I spent the early part of my trip just hanging out in my friends’ house. It’s actually more of an apartment building but when the Languagecorps program finished there was enough people to get all seven rooms in their building. So I spent most of the first part hanging out (hey, I was on vacation) and seeing the sights around the city. The War Remnants Museum can really bum you out but it’s definitely worth a trip. My friends all worked different hours. Instead of working a steady salary job like me, they cobbled together a few part time jobs around the city which was kinda cool, ‘cause you get to teach a wide range of ages, except that they’d be motorbiking all over town on some days to get to all their classes.
Let me tell you now that a week in Vietnam is not enough.
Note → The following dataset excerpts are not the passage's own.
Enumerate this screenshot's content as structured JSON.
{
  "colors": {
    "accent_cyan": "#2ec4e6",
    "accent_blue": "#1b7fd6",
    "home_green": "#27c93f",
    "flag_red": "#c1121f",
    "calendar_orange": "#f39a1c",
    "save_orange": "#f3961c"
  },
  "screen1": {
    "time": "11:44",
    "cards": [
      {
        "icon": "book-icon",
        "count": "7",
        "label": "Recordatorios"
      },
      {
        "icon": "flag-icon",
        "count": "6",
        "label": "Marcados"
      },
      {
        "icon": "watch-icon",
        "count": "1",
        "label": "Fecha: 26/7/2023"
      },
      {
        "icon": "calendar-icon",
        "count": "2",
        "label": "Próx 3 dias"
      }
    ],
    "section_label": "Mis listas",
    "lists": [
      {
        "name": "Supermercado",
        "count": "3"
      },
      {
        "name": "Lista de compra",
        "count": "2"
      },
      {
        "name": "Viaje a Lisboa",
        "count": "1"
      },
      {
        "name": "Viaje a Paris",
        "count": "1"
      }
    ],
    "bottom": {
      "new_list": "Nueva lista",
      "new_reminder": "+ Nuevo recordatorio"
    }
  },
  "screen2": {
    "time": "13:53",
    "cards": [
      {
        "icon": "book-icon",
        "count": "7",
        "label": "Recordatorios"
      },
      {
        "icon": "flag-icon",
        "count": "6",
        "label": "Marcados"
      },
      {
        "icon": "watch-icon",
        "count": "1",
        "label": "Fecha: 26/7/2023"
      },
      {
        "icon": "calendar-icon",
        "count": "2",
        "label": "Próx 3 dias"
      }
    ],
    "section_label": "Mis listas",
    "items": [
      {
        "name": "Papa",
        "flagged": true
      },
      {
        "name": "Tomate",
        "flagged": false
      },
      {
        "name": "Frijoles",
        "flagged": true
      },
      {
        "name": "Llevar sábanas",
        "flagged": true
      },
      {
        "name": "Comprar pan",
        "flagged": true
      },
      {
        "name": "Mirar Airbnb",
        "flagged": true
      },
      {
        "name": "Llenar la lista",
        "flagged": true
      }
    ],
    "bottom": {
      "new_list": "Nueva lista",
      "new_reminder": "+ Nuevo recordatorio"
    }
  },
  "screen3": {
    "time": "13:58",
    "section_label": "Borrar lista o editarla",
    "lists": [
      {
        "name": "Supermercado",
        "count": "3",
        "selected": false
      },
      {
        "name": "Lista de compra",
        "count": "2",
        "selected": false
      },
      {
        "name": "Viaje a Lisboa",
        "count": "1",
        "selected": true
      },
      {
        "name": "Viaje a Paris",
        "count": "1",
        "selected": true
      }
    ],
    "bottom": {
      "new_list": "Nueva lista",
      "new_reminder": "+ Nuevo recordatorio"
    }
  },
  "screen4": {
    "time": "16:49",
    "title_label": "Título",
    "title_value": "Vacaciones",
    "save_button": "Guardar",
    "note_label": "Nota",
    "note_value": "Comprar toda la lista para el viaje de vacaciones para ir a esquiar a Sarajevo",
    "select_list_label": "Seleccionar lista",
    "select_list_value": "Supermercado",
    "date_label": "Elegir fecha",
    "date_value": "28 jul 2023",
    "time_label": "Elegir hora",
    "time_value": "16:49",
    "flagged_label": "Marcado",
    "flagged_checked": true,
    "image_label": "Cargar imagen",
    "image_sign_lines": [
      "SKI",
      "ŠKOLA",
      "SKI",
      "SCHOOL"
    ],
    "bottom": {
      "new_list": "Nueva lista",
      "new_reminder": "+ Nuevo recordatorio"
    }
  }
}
With my timeframe I was only able to check out relatively close things and didn’t have a real chance to get up to Hanoi, Halong Bay, or even Da Lat. That being said, I was still able to see some very cool sights. I took a trip up to the Cu Chi tunnels which was the intricate tunnel system the Viet Cong constructed. There was a lot of history there and it was really interesting. I climbed through one and they were unbelievably tiny, even after being widened for Western audiences.
Next I took a trip up to Mue Ne which is known for its nice beaches and giant sand dunes. I paid for a package deal that would take me to all the ‘sights’ around the town which was great. I was the only one who’d signed up for it this week so it was just me and the guide cruisin’ around on a motorbike. First thing we did was head up to the big red sand dunes for sunrise. The dunes were actually quite a ways up from the waterline so I had a really nice view of the road winding down into the village and the boats coming in. There were lots of Vietnamese tourists on the dunes enjoying the sights and sledding down the dunes on big sheets of plastic. Of course I did it too. One time I came to an abrupt stop and flew over the front into a big facefull of sand, much to the delight of those watching. After the duning, we headed to the fishing village where all the boats who’d been out fishing all night came in to unload. It smelled like diesel and fish and reminded me a lot of home. Except instead of pulling up to docks, the fisherman would anchor off shore, load the fish into large bowl/boats, and row them over to the craziness of buying/selling/packing/moving that was going on for 200 or so yards of beach. It was really neat to soak in the hustle and bustle of the fish market. Giant baskets of bait fish being loaded onto wagons pulled by oxen as fully loaded motorbikes zoomed around them. After that we went to the “fairy stream” which was a little brook that ran from the hills down to the sea and left a neat little gorge with high walls of groovy sand and mud. Groovy like it had grooves. It was still very early in the morning so I was the only one walking in the stream, which was really nice. Apparently it gets pretty crowded later on and even as I was leaving, a group of four or five was just starting. From there, I went back to my bungalow packed my things, and got on a bus back to HCMC. I spent my last little bit of city time biking around and picking up gifts and things for people at my work. I sampled a bit more of the local food. I definitely ate my fair share of bread and cheese which is a little more elusive in Thailand (except for pizza of course). I was really big on Bahn Mi which were egg and cheese breakfasty things on mini baguettes. Yum.
I really enjoyed my stay in Vietnam and learned some things along the way. It was strange to be in a south-east Asian country and all of a sudden not speak the language again. It was like going back to when I first got to Thailand. I could tell I was being ripped off in the market place but I couldn’t haggle my way down. I was powerless! It was also strange to go on a trip which contained sights and smells that reminded me so much of the cape, but then to feel a sense of relief when I finally got “home” and heard the familiar “Sawatdee kaa” of the stewardesses as I exited the plane.
Sorry for taking so long to get this post up!